En l'espèce, la banque, qui produit les mises en demeure avant déchéance du terme du 3 octobre 2017 enjoignant à M. [V] et Mme [N] de régler l'arriéré de 2 488,32 euros sous 8 jours à peine de déchéance du terme et celles notifiant la déchéance du terme du 12 octobre 2017 avec accusés de réception signés les 14 octobre 2017 portant mise en demeure de payer le solde du crédit et un décompte de créance, se prévaut de manière légitime de la déchéance du terme du contrat et de l'exigibilité des sommes dues.
Il y a donc lieu de fixer le montant de la créance de la manière suivante :
- échéances impayées : 2 488,32 euros
- capital restant dû : 16 318,56 euros
soit 18 806,88 euros
L'appelante sollicite en outre la somme de 1 305,48 euros au titre de l'indemnité de résiliation.
Selon l'article D. 312-16 du code de la consommation, lorsque le prêteur exige le remboursement immédiat du capital restant dû en application de l'article L. 312-39, il peut demander une indemnité égale à 8 % du capital restant dû à la date de la défaillance.
Il s'infère de cette disposition que la notion de capital restant dû fait référence au capital rendu exigible par l'effet de la déchéance du terme.
La somme demandée apparaît excessive eu égard au préjudice effectivement subi par le prêteur de sorte qu'il convient de la réduire à 300 euros, somme à laquelle Mme [N] et M. [V] sont condamnés solidairement augmentée des intérêts au taux légal à compter du 14 octobre 2017.
M. [V] et Mme [N] doivent donc être condamnés solidairement à payer à la société BNPPPF la somme de 18 806,88 euros avec intérêts au taux contractuel de 6,55 % à compter du 14 octobre 2017 et la somme de 300 euros avec intérêts au taux légal à compter du 14 octobre 2017.
Sur les autres demandes
Le jugement doit être confirmé en ce qu'il a condamné M. [V] et Mme [N] in solidum aux dépens de première instance et à une indemnité au titre des frais irrépétibles.
M. [V] et Mme [N], succombant, supporteront les dépens d'appel in solidum.
La société BNPPPF qui succombe en partie conservera la charge de ses frais irrépétibles.

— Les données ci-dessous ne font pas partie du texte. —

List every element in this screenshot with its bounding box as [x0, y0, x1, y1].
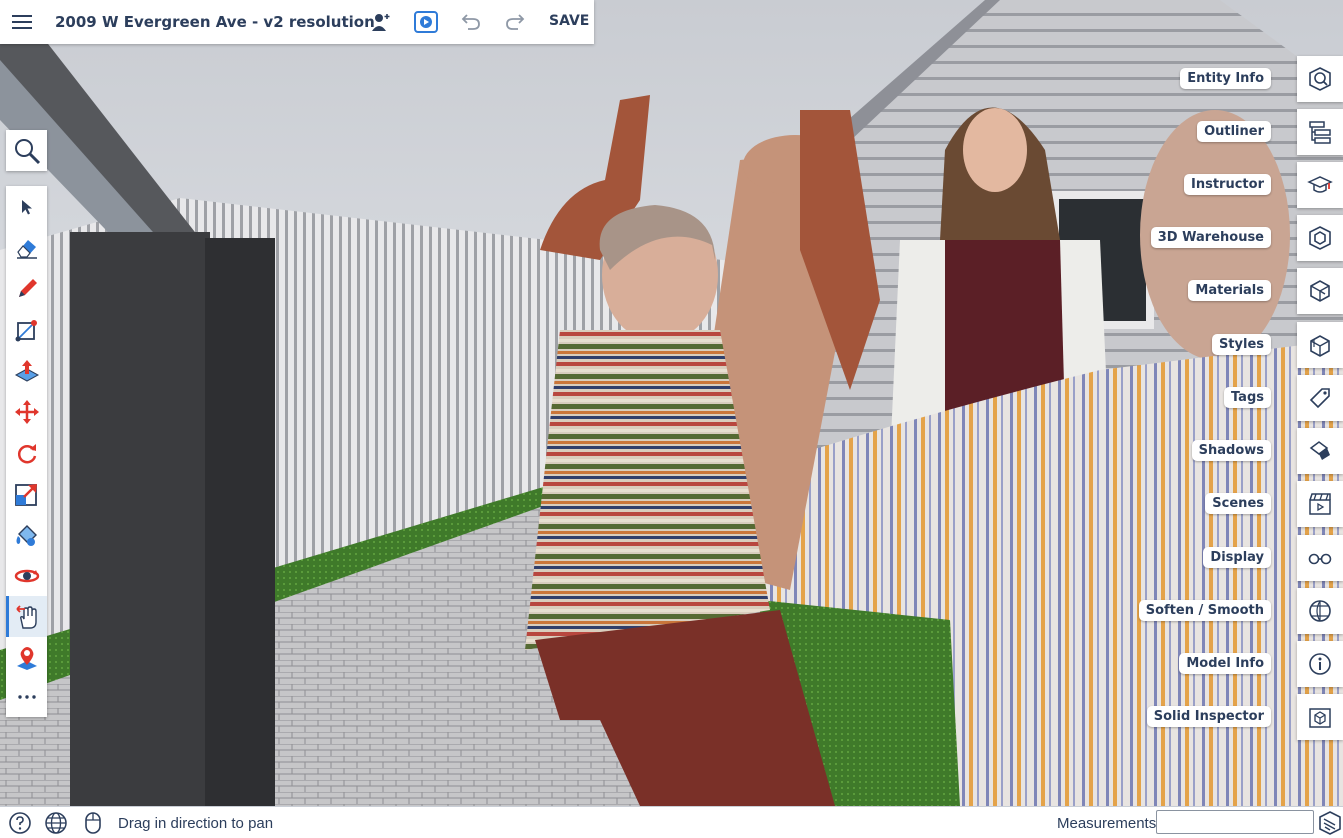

La demande formée par M. [V] et Mme [N] à hauteur d'une somme de 1 000 euros sur le fondement de l'article 700 du code de procédure civile sera rejetée.
PAR CES MOTIFS
LA COUR,
Statuant par arrêt réputé contradictoire et en dernier ressort,
Confirme le jugement sauf en ce qu'il a condamné M. [S] [V] et Mme [K] [N] solidairement à payer à la société BNPPPF la somme de 20 112,36 euros avec intérêts au taux contractuel de 6,55 % l'an et jusqu'au complet paiement ;
Statuant à nouveau des chefs infirmés et y ajoutant,
Rejette la demande de déchéance du droit aux intérêts contractuels pour le crédit souscrit le 8 avril 2013 par M. [S] [V] et Mme [K] [N] auprès de la banque Solfea ;
Condamne M. [S] [V] et Mme [K] [N] solidairement à payer à la société BNPPPF la somme de 18 806,88 euros majorée des intérêts au taux contractuel de 6,55 % à compter du 14 octobre 2017 outre une somme de 300 euros au titre de l' indemnité pour résiliation avec intérêts au taux légal à compter du 14 octobre 2017 ;
Rejette les demandes formées au titre des frais irrépétibles ;
Condamne in solidum M. [S] [V] et Mme [K] [N] aux dépens d'appel avec droit de recouvrement pour Me VINCENSINI selon les dispositions de l'article 699 du code de procédure civile ;
Rejette toute demande plus ample ou contraire.